Summer school in December

Us, Isaac, Lina and Mara, are three physical geography master students that had a chance to participate in summer school this December, which took place in Chile.

Walking in the area
Passing snow panetentes on our way to the glacier.
Benjamin Aubrey Robson

Main content

A group of total 20 students from 12 different countries learned about water resources that are found in the Elqui river valley situated in semi-arid Andes. Here, the cryosphere provides up to 80% of the streamflow which farmers further down are highly dependent on. We also learned that the conventional glacier monitoring methods using stakes could not be used in this context, therefore, we practiced using satellite as well as UAV (unmanned aerial vehicle, or drone) imagery. This data was used to identify changes in the Tapado glacier complex which includes blue ice, debris covered and rock glaciers. During the fieldwork, we also performed geomorphological mapping and measured coordinates of velocity points, what was relevant for the already ongoing research. The last day of the summer school was used for presenting our findings to researchers at CEAZA.

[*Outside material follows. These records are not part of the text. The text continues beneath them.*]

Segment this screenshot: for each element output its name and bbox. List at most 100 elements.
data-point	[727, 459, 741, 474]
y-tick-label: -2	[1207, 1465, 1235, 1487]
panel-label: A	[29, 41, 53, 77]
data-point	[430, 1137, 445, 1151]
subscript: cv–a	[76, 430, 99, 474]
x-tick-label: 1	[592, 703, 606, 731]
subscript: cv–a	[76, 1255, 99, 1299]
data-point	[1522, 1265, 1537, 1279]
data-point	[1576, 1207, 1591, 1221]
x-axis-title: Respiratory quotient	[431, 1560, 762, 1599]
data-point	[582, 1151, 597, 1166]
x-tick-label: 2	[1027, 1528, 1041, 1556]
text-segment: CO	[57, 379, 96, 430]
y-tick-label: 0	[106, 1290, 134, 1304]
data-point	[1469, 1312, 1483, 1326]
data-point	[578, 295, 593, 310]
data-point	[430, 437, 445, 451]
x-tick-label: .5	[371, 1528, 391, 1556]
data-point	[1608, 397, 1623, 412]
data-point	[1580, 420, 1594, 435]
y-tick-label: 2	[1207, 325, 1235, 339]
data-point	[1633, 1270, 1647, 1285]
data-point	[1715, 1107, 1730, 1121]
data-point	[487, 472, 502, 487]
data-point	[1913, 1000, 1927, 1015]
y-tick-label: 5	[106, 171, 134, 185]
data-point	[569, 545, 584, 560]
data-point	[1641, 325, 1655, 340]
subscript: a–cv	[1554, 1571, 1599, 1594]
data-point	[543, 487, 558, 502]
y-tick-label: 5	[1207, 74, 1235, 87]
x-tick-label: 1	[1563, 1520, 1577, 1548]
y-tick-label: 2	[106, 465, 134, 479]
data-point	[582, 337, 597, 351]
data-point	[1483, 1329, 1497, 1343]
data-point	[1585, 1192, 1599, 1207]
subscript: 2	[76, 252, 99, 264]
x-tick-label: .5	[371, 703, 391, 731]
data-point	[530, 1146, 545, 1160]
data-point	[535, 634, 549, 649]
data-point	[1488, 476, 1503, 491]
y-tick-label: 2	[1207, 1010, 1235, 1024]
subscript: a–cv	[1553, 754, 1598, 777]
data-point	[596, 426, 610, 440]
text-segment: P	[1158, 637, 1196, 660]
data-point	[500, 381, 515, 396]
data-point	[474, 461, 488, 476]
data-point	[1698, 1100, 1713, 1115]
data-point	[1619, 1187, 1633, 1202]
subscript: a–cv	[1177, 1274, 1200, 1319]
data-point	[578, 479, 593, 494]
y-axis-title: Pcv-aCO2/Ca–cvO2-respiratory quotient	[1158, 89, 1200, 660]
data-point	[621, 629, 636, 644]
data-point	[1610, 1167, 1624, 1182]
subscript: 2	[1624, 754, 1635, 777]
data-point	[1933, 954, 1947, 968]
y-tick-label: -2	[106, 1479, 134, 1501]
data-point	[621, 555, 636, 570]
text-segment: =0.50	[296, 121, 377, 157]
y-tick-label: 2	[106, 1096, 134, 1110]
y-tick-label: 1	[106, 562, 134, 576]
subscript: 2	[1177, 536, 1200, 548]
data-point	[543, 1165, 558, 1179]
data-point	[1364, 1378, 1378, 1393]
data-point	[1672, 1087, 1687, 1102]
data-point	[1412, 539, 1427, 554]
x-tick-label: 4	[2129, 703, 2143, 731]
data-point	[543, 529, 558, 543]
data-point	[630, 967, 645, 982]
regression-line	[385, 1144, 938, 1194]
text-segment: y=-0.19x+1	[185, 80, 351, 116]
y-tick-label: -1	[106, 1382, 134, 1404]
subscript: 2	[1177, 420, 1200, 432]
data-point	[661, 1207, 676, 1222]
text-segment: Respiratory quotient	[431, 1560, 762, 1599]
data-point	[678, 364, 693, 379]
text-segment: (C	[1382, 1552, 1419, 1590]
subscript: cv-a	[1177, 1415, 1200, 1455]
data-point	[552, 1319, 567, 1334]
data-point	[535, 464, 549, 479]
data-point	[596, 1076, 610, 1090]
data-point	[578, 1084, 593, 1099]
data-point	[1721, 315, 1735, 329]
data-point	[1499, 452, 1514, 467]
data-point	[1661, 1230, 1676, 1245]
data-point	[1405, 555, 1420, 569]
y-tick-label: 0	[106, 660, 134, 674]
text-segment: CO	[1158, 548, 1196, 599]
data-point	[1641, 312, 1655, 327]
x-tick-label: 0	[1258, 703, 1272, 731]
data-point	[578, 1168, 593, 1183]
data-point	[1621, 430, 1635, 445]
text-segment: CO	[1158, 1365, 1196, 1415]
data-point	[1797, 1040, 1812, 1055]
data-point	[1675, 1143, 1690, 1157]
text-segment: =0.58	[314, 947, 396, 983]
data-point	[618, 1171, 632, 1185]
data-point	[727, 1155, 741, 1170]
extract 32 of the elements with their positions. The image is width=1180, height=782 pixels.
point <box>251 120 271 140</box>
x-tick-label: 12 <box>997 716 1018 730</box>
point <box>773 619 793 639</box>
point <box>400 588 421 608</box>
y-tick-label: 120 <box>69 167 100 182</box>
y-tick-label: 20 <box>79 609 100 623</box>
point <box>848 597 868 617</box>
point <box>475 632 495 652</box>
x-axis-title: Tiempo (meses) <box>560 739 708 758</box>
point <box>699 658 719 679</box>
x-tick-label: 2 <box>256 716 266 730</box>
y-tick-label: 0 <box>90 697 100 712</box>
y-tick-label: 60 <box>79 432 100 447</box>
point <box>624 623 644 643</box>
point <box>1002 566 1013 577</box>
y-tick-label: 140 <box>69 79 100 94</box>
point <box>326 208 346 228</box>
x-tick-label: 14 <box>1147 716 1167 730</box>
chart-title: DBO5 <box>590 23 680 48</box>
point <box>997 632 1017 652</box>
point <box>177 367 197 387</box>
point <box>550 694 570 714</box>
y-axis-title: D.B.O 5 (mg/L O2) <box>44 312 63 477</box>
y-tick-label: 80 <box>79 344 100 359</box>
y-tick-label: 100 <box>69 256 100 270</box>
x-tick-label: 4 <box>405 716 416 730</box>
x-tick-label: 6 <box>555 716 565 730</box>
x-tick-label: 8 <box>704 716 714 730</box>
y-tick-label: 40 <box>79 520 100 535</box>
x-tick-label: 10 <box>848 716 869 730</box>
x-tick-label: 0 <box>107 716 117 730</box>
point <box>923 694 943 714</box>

Prior to us heading to the mountains, Benjamin Aubrey Robson (UiB, Earth Science) and Gidske Leknæs Andersen (UiB, Geography), together with Diego Cusicanqui (Université Grenoble Alpes) thought us methods for extracting glaciological information from the acquired imagery. Jostein Bakke and Pål Nielsen Ringkjøb (UiB, Earth Sciences) also shared their expertise out in the field, together with Shelley McDonnel (CEAZA, Chile and Lincoln University, New Zealand) who introduced us to the issues regarding water resources and provided further context to the topic.

Work in high altitudes (3000 – 4700 m) was new to majority of the group and it came with some minor challenges that we were made aware of and prepared for. The main issue was that the atmosphere becomes thinner in such heights what meant that we had to consciously slow down our movement to not get a headache or run out of breath. The second challenge, in our opinion, was having constantly apply sunscreen and make sure that no skin was left unprotected against the ultra-high solar radiation.

Overall, it was a great experience, we expanded our academic network and learned methods that are relevant for our work.